Spin-charge separation in one-dimensional fermion systems beyond the Luttinger liquid theory

TL;DR

This paper presents a nonperturbative zero-temperature theory for the dynamic response of one-dimensional spin-1/2 fermions, accounting for dispersion nonlinearity, and extends the concept of spin-charge separation beyond the Luttinger liquid approximation.

Contribution

It introduces a novel approach that exactly incorporates dispersion nonlinearity, providing more accurate predictions for spectral functions and structure factors in 1D fermion systems.

Findings

Calculated power-law singularities for spectral functions and structure factors.

Exponents depend on momentum and differ from linear Luttinger liquid theory.

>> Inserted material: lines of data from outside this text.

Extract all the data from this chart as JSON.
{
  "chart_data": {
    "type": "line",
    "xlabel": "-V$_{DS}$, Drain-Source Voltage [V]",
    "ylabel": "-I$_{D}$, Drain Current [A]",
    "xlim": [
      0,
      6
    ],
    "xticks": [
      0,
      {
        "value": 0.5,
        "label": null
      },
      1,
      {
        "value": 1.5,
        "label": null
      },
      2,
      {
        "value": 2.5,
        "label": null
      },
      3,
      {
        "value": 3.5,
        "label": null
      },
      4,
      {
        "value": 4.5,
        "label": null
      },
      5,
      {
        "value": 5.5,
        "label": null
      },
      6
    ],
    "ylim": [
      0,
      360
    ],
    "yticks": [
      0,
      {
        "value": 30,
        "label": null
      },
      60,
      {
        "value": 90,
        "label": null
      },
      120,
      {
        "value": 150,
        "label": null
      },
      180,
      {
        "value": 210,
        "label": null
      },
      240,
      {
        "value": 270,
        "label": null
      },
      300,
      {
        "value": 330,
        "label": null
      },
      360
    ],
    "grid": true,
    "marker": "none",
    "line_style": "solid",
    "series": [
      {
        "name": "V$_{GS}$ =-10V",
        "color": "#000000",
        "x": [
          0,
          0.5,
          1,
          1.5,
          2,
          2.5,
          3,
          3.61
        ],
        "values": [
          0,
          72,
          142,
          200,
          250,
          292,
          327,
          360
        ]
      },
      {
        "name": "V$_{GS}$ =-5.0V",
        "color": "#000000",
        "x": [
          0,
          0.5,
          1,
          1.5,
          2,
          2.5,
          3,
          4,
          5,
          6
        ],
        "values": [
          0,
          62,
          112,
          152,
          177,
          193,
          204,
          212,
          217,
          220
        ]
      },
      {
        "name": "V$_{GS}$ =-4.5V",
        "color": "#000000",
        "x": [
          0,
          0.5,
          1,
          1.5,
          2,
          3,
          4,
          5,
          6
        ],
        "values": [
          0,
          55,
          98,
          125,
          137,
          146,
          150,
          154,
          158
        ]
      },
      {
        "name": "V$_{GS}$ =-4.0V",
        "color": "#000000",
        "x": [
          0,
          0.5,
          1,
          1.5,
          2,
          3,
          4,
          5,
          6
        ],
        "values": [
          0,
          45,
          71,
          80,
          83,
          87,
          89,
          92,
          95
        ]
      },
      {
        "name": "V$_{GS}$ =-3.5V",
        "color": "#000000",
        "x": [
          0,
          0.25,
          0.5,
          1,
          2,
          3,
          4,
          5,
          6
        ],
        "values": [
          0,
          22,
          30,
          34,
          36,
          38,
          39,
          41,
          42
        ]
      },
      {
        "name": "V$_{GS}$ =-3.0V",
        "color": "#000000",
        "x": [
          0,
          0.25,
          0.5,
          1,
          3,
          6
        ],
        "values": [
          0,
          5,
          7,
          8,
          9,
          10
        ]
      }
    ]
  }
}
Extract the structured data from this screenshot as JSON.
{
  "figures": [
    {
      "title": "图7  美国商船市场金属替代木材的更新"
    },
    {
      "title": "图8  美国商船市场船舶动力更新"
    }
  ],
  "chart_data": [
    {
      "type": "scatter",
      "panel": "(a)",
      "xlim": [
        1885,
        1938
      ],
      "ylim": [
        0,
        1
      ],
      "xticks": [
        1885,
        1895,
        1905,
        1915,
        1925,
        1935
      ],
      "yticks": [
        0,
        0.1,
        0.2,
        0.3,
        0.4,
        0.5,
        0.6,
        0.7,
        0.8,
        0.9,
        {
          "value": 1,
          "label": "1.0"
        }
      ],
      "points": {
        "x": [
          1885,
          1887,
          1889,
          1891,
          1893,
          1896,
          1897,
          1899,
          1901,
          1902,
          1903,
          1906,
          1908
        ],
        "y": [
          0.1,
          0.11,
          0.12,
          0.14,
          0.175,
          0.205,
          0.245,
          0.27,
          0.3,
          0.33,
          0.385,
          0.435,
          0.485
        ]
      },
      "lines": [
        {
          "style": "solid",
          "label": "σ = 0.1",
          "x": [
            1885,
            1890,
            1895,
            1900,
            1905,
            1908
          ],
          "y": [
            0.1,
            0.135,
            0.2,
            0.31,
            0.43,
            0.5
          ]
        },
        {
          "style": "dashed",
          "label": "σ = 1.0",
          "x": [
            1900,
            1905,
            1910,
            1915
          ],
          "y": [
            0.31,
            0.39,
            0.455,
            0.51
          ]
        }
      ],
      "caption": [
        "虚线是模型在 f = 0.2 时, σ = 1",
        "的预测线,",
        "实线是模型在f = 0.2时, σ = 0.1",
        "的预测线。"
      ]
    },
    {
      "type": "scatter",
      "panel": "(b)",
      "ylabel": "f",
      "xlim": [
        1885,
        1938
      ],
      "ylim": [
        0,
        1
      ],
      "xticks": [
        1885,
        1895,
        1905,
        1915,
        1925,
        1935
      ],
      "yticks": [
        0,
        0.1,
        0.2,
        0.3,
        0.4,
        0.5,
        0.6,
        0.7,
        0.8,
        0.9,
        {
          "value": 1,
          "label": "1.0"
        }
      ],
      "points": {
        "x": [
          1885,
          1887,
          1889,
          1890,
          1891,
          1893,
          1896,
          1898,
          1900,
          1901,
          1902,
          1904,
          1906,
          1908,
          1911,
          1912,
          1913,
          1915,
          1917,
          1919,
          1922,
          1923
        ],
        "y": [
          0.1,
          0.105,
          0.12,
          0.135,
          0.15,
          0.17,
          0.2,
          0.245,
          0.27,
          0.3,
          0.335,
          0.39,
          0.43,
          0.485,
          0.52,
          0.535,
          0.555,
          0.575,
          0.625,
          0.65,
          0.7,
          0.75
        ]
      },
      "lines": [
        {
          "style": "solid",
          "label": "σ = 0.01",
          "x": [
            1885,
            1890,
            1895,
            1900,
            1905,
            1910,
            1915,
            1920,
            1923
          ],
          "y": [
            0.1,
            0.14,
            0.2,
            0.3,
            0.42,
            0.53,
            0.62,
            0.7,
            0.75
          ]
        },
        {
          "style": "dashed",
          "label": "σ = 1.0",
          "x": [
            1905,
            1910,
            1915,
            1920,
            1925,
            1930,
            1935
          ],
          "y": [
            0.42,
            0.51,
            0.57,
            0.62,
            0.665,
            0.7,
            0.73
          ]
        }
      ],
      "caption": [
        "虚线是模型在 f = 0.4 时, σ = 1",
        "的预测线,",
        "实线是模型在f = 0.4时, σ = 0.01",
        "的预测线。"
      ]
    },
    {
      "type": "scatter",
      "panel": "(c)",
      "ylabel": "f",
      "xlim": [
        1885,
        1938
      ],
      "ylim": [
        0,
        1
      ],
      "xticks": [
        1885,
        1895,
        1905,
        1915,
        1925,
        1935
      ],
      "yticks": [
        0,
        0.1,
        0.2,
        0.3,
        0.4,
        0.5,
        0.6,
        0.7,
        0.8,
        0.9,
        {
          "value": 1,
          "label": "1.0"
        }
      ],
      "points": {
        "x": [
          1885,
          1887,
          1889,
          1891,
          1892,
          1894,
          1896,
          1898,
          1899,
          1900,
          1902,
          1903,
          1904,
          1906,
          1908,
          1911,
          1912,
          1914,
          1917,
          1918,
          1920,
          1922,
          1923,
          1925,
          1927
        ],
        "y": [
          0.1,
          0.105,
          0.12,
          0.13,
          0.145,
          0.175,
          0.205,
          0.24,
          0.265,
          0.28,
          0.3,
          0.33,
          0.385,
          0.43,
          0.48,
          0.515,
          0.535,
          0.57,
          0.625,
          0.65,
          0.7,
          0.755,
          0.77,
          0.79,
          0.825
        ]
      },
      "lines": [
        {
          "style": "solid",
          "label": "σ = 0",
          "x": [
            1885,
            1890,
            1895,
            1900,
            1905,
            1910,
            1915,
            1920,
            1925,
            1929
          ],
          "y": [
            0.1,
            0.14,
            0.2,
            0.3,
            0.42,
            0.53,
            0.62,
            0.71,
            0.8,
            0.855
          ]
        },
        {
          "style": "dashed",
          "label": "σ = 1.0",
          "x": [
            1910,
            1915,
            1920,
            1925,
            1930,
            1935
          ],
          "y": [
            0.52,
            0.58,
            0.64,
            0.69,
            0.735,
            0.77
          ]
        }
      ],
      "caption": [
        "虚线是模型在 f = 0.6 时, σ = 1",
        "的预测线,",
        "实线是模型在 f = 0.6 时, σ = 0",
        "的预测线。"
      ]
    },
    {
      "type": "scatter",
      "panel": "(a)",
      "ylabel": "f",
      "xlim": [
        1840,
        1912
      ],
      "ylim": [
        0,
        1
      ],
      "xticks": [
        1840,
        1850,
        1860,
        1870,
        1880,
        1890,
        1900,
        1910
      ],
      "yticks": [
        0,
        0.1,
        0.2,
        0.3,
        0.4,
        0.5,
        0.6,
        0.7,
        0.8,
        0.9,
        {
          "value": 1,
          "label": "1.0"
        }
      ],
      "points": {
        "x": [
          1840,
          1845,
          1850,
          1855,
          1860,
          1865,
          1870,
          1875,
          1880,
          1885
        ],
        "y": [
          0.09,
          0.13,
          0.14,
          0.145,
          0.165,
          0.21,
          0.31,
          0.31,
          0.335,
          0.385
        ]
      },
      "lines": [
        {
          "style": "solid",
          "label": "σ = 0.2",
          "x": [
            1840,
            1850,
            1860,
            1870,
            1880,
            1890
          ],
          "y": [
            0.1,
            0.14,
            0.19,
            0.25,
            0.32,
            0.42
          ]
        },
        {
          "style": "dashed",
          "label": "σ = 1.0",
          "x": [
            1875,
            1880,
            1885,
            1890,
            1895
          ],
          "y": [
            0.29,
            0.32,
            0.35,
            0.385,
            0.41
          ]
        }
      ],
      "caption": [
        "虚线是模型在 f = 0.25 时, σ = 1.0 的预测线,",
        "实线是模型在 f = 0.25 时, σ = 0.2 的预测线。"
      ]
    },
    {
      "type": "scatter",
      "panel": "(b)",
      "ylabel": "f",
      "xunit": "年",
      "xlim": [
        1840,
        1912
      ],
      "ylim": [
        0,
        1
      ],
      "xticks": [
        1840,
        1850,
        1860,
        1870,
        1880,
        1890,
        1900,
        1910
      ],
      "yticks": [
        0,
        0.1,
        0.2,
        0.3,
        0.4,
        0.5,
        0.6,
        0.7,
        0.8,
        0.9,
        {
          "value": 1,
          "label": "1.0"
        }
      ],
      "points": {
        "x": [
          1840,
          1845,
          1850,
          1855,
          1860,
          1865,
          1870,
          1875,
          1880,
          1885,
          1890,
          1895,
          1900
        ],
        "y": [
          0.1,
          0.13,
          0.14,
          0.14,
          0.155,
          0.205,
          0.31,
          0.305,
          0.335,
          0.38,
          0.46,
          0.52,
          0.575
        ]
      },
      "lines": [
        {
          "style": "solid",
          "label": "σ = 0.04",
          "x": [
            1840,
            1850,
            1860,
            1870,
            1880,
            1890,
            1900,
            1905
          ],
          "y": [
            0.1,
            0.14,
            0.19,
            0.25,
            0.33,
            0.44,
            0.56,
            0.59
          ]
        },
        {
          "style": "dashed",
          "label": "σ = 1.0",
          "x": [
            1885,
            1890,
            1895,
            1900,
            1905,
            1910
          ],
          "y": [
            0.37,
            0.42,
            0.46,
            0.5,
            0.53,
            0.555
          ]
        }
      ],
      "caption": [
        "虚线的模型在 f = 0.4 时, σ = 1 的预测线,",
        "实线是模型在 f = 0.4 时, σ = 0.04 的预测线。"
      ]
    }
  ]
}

Generalized spin-charge separation to nonlinear spectra.

Abstract

We develop a nonperturbative zero-temperature theory for the dynamic response functions of interacting one-dimensional spin-1/2 fermions. In contrast to the conventional Luttinger liquid theory, we take into account the nonlinearity of the fermion dispersion exactly. We calculate the power-law singularities of the spectral function and the charge and spin density structure factors for arbitrary momenta and interaction strengths. The exponents characterizing the singularities are functions of momenta and differ significantly from the predictions of the linear Luttinger liquid theory. We generalize the notion of the spin-charge separation to the nonlinear spectrum. This generalization leads to phenomenological relations between threshold exponents and the threshold energy.